Here David admits that although he is hiding in a cave, his refuge is not a place, rather God. Only God can save him. Not necessarily from fear, from death. But God can save him so that he acts righteously notwithstanding the many arrows raining down upon him.”
Good ending: Psalm 144: My mercy, and my refuge; my help, and my deliverer; my protector, in whom I have trusted . . .
“A short and complete list of what God is to David, to any person, any creature. God concerns himself with humans, with all of his creation: why?
Lord, what is man, that Thou art made known to him? Or the son of man, that Thou takest account of him? . . .

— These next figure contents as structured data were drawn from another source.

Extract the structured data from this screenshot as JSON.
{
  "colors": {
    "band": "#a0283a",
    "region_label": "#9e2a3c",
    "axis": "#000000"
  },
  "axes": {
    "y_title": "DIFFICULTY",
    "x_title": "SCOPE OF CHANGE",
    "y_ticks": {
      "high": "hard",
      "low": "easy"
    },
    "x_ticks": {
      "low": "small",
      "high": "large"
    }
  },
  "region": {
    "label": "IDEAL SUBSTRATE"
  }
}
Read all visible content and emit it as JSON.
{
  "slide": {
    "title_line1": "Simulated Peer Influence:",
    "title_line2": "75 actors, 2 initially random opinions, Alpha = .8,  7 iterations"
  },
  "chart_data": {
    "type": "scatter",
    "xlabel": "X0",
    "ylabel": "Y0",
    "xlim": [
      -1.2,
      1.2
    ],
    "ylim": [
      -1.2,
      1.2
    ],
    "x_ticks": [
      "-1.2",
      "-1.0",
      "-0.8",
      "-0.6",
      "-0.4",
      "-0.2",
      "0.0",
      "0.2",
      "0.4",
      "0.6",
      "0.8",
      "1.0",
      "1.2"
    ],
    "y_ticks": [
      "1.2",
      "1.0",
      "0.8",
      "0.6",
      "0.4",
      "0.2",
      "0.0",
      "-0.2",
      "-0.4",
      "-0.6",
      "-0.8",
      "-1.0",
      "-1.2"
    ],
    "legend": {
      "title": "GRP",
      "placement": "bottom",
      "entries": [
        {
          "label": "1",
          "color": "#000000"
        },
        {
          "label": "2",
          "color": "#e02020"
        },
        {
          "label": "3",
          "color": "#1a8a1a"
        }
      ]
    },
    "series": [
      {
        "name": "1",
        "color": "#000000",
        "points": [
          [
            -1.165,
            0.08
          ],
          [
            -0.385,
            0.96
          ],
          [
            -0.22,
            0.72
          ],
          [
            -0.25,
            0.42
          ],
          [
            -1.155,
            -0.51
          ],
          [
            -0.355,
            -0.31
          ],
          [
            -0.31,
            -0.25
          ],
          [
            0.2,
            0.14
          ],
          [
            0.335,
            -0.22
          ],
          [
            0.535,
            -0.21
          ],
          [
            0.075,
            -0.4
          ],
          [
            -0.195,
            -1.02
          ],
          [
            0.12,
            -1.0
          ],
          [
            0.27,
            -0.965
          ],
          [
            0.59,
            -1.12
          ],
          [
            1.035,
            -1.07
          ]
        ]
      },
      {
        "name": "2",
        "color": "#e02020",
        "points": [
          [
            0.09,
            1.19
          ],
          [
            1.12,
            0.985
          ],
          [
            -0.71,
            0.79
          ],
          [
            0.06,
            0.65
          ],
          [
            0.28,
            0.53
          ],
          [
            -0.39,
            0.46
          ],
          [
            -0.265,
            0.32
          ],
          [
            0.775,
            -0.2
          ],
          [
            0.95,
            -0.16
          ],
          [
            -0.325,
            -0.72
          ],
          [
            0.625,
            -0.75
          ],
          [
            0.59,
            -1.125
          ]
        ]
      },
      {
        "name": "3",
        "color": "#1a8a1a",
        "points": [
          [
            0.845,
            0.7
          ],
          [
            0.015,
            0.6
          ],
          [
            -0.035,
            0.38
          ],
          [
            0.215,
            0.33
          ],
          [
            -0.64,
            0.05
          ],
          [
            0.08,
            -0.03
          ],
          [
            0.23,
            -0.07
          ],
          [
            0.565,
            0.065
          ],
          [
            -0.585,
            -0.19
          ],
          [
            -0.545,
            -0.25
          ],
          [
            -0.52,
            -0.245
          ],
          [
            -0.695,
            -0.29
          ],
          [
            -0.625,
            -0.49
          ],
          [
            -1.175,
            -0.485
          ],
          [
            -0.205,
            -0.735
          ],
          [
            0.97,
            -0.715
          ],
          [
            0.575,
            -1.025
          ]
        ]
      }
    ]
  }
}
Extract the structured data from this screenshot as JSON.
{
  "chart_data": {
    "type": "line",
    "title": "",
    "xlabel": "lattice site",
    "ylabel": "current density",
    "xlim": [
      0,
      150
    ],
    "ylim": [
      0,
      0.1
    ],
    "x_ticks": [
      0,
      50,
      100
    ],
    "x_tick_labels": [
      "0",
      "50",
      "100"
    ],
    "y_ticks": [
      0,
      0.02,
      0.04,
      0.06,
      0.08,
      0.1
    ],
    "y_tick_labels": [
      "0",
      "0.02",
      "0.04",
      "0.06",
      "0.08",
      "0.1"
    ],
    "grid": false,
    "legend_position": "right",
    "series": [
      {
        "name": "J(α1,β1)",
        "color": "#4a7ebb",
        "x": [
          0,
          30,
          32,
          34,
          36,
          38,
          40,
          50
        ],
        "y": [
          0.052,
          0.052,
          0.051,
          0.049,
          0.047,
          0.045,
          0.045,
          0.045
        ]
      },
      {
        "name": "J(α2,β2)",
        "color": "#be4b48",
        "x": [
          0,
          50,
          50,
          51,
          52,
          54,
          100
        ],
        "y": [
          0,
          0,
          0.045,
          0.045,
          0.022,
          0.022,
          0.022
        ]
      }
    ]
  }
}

Humans are temporal creatures, living moment by moment, wrapped up in the concerns of the immediate, the falseness, the vanity, the apparent meaningless, of life.
Man is like to vanity: his days pass as a shadow . . .
The shadow waxes and wanes as the sun crosses the horizon. Daily we see our shadow, then nightly it vanishes. A tale of what humans, all creatures, are like: here today, gone tomorrow. God alone remains, the send the rain, to hide the sun, to crash the bolts of lightning, to bring peace to the storm, to clothe the day with night.
O God, I will sing a new song to Thee . . .
Deliver me from vanity, Lord. Let me sing of You, not me, not others. Let wealth, and appearance, and beauty, and the riches of the land, the fatness of the storehouses, the strength of youth, the bubbles of the moment, not distract me from You.
Blessed is the people whose God is the Lord.”